Head and Neck Carcinoma
In 2006, the FDA approved cetuximab in combination with radiation therapy, as treatment of locally or regionally advanced squamous cell carcinoma of the head and neck (SCCHN).  An additional approval was given for use as a single agent for the treatment of individuals with recurrent or metastatic SCCHN for whom prior platinum-based therapy has failed.  In 2011, the FDA approved cetuximab in combination with platinum-based therapy with 5-FU for the first-line treatment of individuals with recurrent locoregional disease or metastatic squamous cell carcinoma of the head and neck (Product Information Label, 2015).  The FDA based their approval, in part, on the results of randomized Phase III trials reporting that the addition of cetuximab to standard chemotherapy regimens improved response rates and survival (Burtness, 2005; Vermorken, 2008).

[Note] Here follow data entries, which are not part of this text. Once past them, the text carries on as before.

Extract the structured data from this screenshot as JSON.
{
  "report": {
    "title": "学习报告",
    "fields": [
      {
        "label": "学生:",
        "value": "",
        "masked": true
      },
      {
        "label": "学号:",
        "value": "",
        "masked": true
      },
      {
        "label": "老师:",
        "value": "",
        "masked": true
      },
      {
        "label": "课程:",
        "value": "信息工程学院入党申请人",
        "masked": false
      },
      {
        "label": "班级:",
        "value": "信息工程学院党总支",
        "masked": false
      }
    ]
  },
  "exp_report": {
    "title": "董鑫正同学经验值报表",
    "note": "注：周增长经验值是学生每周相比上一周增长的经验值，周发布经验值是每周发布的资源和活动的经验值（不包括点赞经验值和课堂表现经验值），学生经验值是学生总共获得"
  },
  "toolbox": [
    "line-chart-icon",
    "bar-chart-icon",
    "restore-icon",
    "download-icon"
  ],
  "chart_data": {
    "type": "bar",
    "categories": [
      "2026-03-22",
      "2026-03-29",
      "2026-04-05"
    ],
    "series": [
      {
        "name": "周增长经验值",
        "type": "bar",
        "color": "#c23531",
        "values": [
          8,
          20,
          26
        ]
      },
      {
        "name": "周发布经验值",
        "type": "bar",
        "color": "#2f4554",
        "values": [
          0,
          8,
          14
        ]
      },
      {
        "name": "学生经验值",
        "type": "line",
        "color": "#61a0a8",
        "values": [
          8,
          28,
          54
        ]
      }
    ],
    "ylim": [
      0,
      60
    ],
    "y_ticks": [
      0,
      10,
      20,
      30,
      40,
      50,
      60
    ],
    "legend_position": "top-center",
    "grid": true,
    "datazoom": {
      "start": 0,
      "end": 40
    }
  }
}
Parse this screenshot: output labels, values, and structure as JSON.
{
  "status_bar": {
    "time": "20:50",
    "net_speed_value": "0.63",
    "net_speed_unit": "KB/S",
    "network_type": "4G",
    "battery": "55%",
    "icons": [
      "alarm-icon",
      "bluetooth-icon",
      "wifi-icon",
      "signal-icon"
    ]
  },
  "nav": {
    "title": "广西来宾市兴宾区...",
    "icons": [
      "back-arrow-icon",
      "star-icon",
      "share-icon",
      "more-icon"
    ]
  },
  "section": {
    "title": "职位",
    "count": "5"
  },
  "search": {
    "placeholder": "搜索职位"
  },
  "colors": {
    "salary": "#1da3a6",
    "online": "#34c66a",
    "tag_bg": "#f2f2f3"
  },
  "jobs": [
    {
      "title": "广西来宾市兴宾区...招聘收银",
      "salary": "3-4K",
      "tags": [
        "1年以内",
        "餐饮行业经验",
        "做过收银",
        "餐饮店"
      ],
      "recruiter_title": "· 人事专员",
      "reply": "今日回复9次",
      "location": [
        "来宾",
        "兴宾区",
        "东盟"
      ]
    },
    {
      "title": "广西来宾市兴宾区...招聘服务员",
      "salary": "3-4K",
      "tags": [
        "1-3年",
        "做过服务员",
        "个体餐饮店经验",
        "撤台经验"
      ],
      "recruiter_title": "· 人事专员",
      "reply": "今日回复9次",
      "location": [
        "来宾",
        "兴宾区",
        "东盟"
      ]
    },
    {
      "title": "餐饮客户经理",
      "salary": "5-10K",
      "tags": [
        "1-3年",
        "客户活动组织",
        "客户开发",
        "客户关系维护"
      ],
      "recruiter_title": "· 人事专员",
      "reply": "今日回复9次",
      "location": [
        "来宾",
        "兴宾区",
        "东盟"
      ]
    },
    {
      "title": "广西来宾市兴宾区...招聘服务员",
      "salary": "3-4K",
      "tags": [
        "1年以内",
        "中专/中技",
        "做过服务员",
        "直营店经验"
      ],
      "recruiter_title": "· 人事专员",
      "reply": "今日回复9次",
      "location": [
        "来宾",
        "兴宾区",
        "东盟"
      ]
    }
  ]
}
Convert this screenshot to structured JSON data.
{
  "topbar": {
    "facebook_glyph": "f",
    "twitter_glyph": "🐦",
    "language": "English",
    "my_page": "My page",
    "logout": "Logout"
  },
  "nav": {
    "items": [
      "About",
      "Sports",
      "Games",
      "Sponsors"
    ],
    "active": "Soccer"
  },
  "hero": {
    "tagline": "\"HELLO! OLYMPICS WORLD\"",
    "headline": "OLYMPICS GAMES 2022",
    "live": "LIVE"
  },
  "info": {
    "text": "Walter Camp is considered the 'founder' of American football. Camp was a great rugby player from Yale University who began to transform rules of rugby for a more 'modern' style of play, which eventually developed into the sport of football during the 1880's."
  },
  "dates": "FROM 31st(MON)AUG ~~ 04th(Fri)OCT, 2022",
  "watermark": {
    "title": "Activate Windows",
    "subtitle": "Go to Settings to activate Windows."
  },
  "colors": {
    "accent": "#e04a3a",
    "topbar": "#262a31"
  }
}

Since expression of EGFR has been detected in nearly all individuals with head and neck cancer, individuals enrolled in the head and neck cancer clinical studies were not required to have immunohistochemical evidence of EGFR expression prior to study entry (Product Information Label, 2015).

Additional recommended off-label uses for cetuximab include single-agent, combination with chemotherapy, with or without radiation therapy for the treatment of recurrent, unresectable or metastatic squamous cell carcinoma of the head and neck (American Hospital Formulary Service® [AHFS®], 2018).  The 2018 NCCN CPG for Head and Neck Cancers includes the same recommendation when there is no surgery or radiotherapy option.

Squamous Cell Carcinoma of the Skin (SCCS)
The 2018 NCCN guidelines note the rarity of cutaneous squamous cell cancer with distant metastases, and the lack of systemic therapy information.  Retrospective case reports have described responses to cetuximab treatment in individuals with metastatic, unresectable SCCS.  In a phase II, multicenter, open-label study, cetuximab was used as first-line chemotherapy to treat individuals with metastatic, unresectable SCCS.  The initial dose of cetuximab infusion was 400 mg/m2, with subsequent weekly doses of 250 mg/m2.  The primary endpoint was disease control rate (DCR) after 6 weeks of treatment.  Thirty-one participants were evaluable out of 36 enrolled individuals.  Based on intent to treat analysis, the DCR was 69% (95% CI, 52% to 84%).  The best overall response rate was 28% (95% CI, 14% to 45%) which included 2 individuals with complete response (CR) and 6 participants with partial response (PR).  The most frequently occurring adverse event was grade 1 to grade 2 acne-like rash. 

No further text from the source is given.